There are two types of battery analyzers: the fixed current units and the programmable devices. While fixed current units are less expensive and generally simpler to operate, programmable analyzers are more accurate and faster. Programmable units can better adapt to different battery needs and are more effective in restoring weak batteries. One of the main advantages of the programmable battery analyzer is the ability to test the batteries against preset parameters.

Fixed current analyzers perform well in organizations that use medium size batteries ranging from 600mAh to 1500mAh. If smaller or larger batteries are serviced, the charge and discharge currents are compromised and the program time is prolonged. Here is the reason why.

A fixed current battery analyzer with a current of 600mA, for example, services a 600mAh battery in about three hours, roughly one hour for each cycle starting with charge, followed by discharge and a final charge. Servicing an 1800mAh battery would take three times as long. On the low end of the scale, a problem may arise if a 400mAh battery is serviced. This battery may not be capable of accepting a charge rate higher than 1C and the battery could be damaged.

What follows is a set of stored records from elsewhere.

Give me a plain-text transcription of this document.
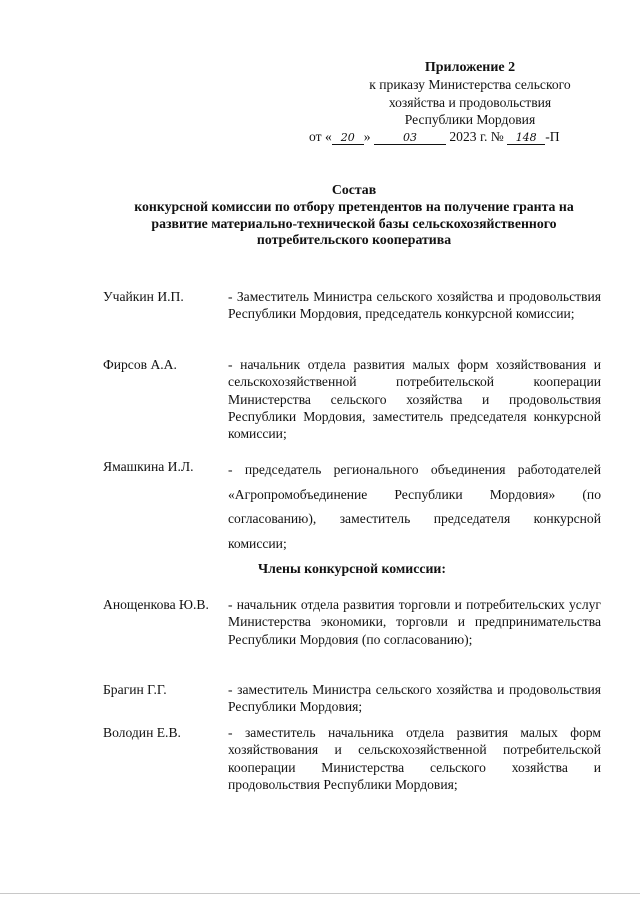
Приложение 2
к приказу Министерства сельского
хозяйства и продовольствия
Республики Мордовия
от « 20 »	03 2023 г. № 148 -П
Состав
конкурсной комиссии по отбору претендентов на получение гранта на
развитие материально-технической базы сельскохозяйственного
потребительского кооператива
Учайкин И.П.	- Заместитель Министра сельского хозяйства и продовольствия Республики Мордовия, председатель конкурсной комиссии;
Фирсов А.А.	- начальник отдела развития малых форм хозяйствования и сельскохозяйственной потребительской кооперации Министерства сельского хозяйства и продовольствия Республики Мордовия, заместитель председателя конкурсной комиссии;
Ямашкина И.Л.	- председатель регионального объединения работодателей «Агропромобъединение Республики Мордовия» (по согласованию), заместитель председателя конкурсной комиссии;
Члены конкурсной комиссии:
Анощенкова Ю.В. - начальник отдела развития торговли и потребительских услуг Министерства экономики, торговли и предпринимательства Республики Мордовия (по согласованию);
Брагин Г.Г.	- заместитель Министра сельского хозяйства и продовольствия Республики Мордовия;
Володин Е.В.	- заместитель начальника отдела развития малых форм хозяйствования и сельскохозяйственной потребительской кооперации Министерства сельского хозяйства и продовольствия Республики Мордовия;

When purchasing a battery analyzer, there is a tendency to buy according to price. With the need to service a larger volume of batteries of a wider variety, second-generation buyers find the advanced features on upscale models worth the extra cost. These features manifest themselves in reduced operator time, increased, throughput, simpler operation and the use of less trained staff. Adaptation to new battery systems is also made easier. Figure 12-1 illustrates an advanced battery analyzer.

Figure 12-1:  Cadex 7400 battery analyzer
The Cadex 7400 services NiCd, NiMH, SLA and Li-ion/polymer batteries and is programmable to a wide range of voltage and current settings. Custom battery adapters simplify the interface with different battery types. A quick test program measures battery state-of-health in three minutes, independent of charge. Nickel-based batteries are automatically restored if the capacity falls below the user-defined target capacity.

An advanced battery analyzer evaluates the condition of a battery and implements the appropriate service to restore the battery’s performance. On nickel-based systems, a recondition cycle is applied automatically if a user-selected capacity level cannot be reached.

Battery chemistry, voltage and current ratings are user-programmable. These parameters are stored in interchangeable battery adapters and configure the analyzer to the correct function when the adapter is installed. In the Cadex 7000 Series battery analyzers, for example, each adapter is preprogrammed with up to ten distinct configuration codes (C-codes) to enable service for all batteries with the same footprint.